A mother brings her son to the park, he rides his bicycle as she goes for a run, then over the bridge, two kids on their scooters arrive with their dad, they make for the children’s play area, but it is still in the quiet of the day. Eschewing the cacophony that comes with music from my headphones, I take in the sounds of nature, the river rolling over rocks, the leaves rustling in the trees, the birds making different sounds a haven of the variety of life.

Another few people visit the park to run, each with a different circuit, all of different sizes and have I just recognised a face from one of those profiles of idle distraction, not that I venture a confirmation of my curiosity. The many greetings I make turn into a short conversation with a couple that walks through the park, each time noticing how different I was from the day before. It is a quick chat; I might get to know their names.

Then I return

As I leave, I have 9 kilometres in my trek and three more to go for my doorway. People walk or run, but none are doing the brisk walk I do.
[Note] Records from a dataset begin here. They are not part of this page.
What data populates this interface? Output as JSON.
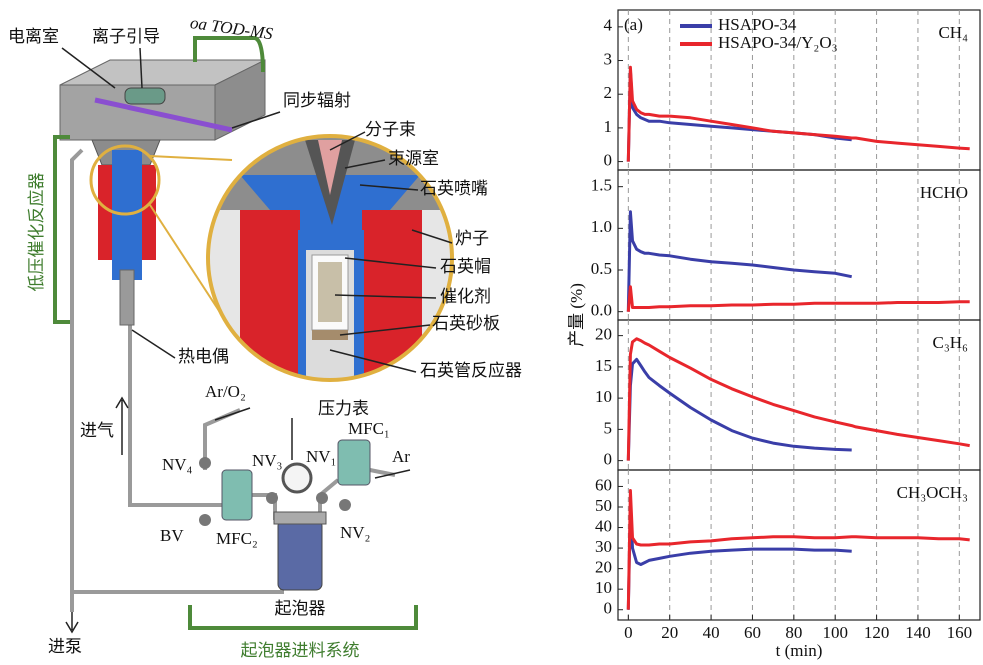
{
  "diagram": {
    "ionization_chamber": "电离室",
    "ion_guide": "离子引导",
    "tof_ms": "oa TOD-MS",
    "synchrotron": "同步辐射",
    "molecular_beam": "分子束",
    "source_chamber": "束源室",
    "quartz_nozzle": "石英喷嘴",
    "furnace": "炉子",
    "quartz_cap": "石英帽",
    "catalyst": "催化剂",
    "quartz_frit": "石英砂板",
    "quartz_reactor": "石英管反应器",
    "thermocouple": "热电偶",
    "reactor": "低压催化反应器",
    "gas_in": "进气",
    "ar_o2": "Ar/O₂",
    "pressure_gauge": "压力表",
    "mfc1": "MFC₁",
    "nv4": "NV₄",
    "nv3": "NV₃",
    "nv1": "NV₁",
    "ar": "Ar",
    "bv": "BV",
    "mfc2": "MFC₂",
    "nv2": "NV₂",
    "bubbler": "起泡器",
    "to_pump": "进泵",
    "bubbler_system": "起泡器进料系统"
  },
  "chart_data": [
    {
      "type": "line",
      "title": "CH₄",
      "panel_label": "(a)",
      "x": [
        0,
        1,
        2,
        4,
        6,
        8,
        10,
        15,
        20,
        30,
        40,
        50,
        60,
        70,
        80,
        90,
        100,
        108,
        110,
        120,
        130,
        140,
        150,
        160,
        165
      ],
      "xlim": [
        -5,
        170
      ],
      "xticks": [
        0,
        20,
        40,
        60,
        80,
        100,
        120,
        140,
        160
      ],
      "ylim": [
        -0.25,
        4.5
      ],
      "yticks": [
        0,
        1,
        2,
        3,
        4
      ],
      "series": [
        {
          "name": "HSAPO-34",
          "color": "#3a3ea8",
          "values": [
            0,
            2.7,
            1.6,
            1.4,
            1.3,
            1.25,
            1.2,
            1.2,
            1.15,
            1.1,
            1.05,
            1.0,
            0.95,
            0.9,
            0.85,
            0.8,
            0.7,
            0.65,
            null,
            null,
            null,
            null,
            null,
            null,
            null
          ]
        },
        {
          "name": "HSAPO-34/Y₂O₃",
          "color": "#e8262c",
          "values": [
            0,
            2.8,
            1.8,
            1.55,
            1.45,
            1.4,
            1.4,
            1.35,
            1.35,
            1.3,
            1.2,
            1.1,
            1.0,
            0.9,
            0.85,
            0.8,
            0.75,
            0.7,
            0.7,
            0.6,
            0.55,
            0.5,
            0.45,
            0.4,
            0.38
          ]
        }
      ]
    },
    {
      "type": "line",
      "title": "HCHO",
      "ylabel": "产量 (%)",
      "x": [
        0,
        1,
        2,
        4,
        6,
        8,
        10,
        15,
        20,
        30,
        40,
        50,
        60,
        70,
        80,
        90,
        100,
        108,
        110,
        120,
        130,
        140,
        150,
        160,
        165
      ],
      "xlim": [
        -5,
        170
      ],
      "xticks": [
        0,
        20,
        40,
        60,
        80,
        100,
        120,
        140,
        160
      ],
      "ylim": [
        -0.1,
        1.7
      ],
      "yticks": [
        {
          "value": 0,
          "label": "0.0"
        },
        0.5,
        {
          "value": 1,
          "label": "1.0"
        },
        1.5
      ],
      "series": [
        {
          "color": "#3a3ea8",
          "values": [
            0,
            1.2,
            0.85,
            0.75,
            0.72,
            0.7,
            0.7,
            0.68,
            0.67,
            0.63,
            0.6,
            0.58,
            0.56,
            0.53,
            0.5,
            0.48,
            0.46,
            0.42,
            null,
            null,
            null,
            null,
            null,
            null,
            null
          ]
        },
        {
          "color": "#e8262c",
          "values": [
            0,
            0.3,
            0.05,
            0.05,
            0.05,
            0.05,
            0.05,
            0.06,
            0.06,
            0.07,
            0.07,
            0.08,
            0.08,
            0.09,
            0.09,
            0.1,
            0.1,
            0.1,
            0.1,
            0.1,
            0.11,
            0.11,
            0.11,
            0.12,
            0.12
          ]
        }
      ]
    },
    {
      "type": "line",
      "title": "C₃H₆",
      "x": [
        0,
        1,
        2,
        4,
        6,
        8,
        10,
        15,
        20,
        30,
        40,
        50,
        60,
        70,
        80,
        90,
        100,
        108,
        110,
        120,
        130,
        140,
        150,
        160,
        165
      ],
      "xlim": [
        -5,
        170
      ],
      "xticks": [
        0,
        20,
        40,
        60,
        80,
        100,
        120,
        140,
        160
      ],
      "ylim": [
        -1.5,
        22.5
      ],
      "yticks": [
        0,
        5,
        10,
        15,
        20
      ],
      "series": [
        {
          "color": "#3a3ea8",
          "values": [
            0,
            12,
            15.5,
            16.2,
            15.2,
            14.2,
            13.3,
            12,
            10.8,
            8.5,
            6.5,
            4.8,
            3.6,
            2.8,
            2.3,
            2.0,
            1.8,
            1.7,
            null,
            null,
            null,
            null,
            null,
            null,
            null
          ]
        },
        {
          "color": "#e8262c",
          "values": [
            0,
            17,
            19,
            19.5,
            19.2,
            18.8,
            18.5,
            17.5,
            16.5,
            14.8,
            13,
            11.5,
            10.2,
            9,
            8,
            7,
            6.2,
            5.6,
            5.4,
            4.8,
            4.2,
            3.7,
            3.2,
            2.7,
            2.4
          ]
        }
      ]
    },
    {
      "type": "line",
      "title": "CH₃OCH₃",
      "xlabel": "t (min)",
      "x": [
        0,
        1,
        2,
        4,
        6,
        8,
        10,
        15,
        20,
        30,
        40,
        50,
        60,
        70,
        80,
        90,
        100,
        108,
        110,
        120,
        130,
        140,
        150,
        160,
        165
      ],
      "xlim": [
        -5,
        170
      ],
      "xticks": [
        0,
        20,
        40,
        60,
        80,
        100,
        120,
        140,
        160
      ],
      "ylim": [
        -5,
        68
      ],
      "yticks": [
        0,
        10,
        20,
        30,
        40,
        50,
        60
      ],
      "series": [
        {
          "color": "#3a3ea8",
          "values": [
            0,
            50,
            30,
            23,
            22,
            23,
            24,
            25,
            26,
            27.5,
            28.5,
            29,
            29.5,
            29.5,
            29.5,
            29,
            29,
            28.5,
            null,
            null,
            null,
            null,
            null,
            null,
            null
          ]
        },
        {
          "color": "#e8262c",
          "values": [
            0,
            58,
            35,
            32,
            31.5,
            31.5,
            31.5,
            32,
            32,
            33,
            33.5,
            34.5,
            35,
            35.5,
            35.5,
            35,
            35,
            35.5,
            35.5,
            35,
            35,
            35,
            34.5,
            34.5,
            34
          ]
        }
      ]
    }
  ]
}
I can’t run and yet, I work up a good sweat that calls for my flannel at certain times.

Workmen sauntering to work are surprised at my hurried passing, I am only held back at the traffic crossings until one of them picks up a traffic cone and bellows out to me about exceeding the speed limit. I acknowledge him with a wave and 20 minutes later, I am at home.

This blog covers the subject of the blog I lost yesterday; I do not know if it is as good as the original but getting it out of my system means I can go on to other things.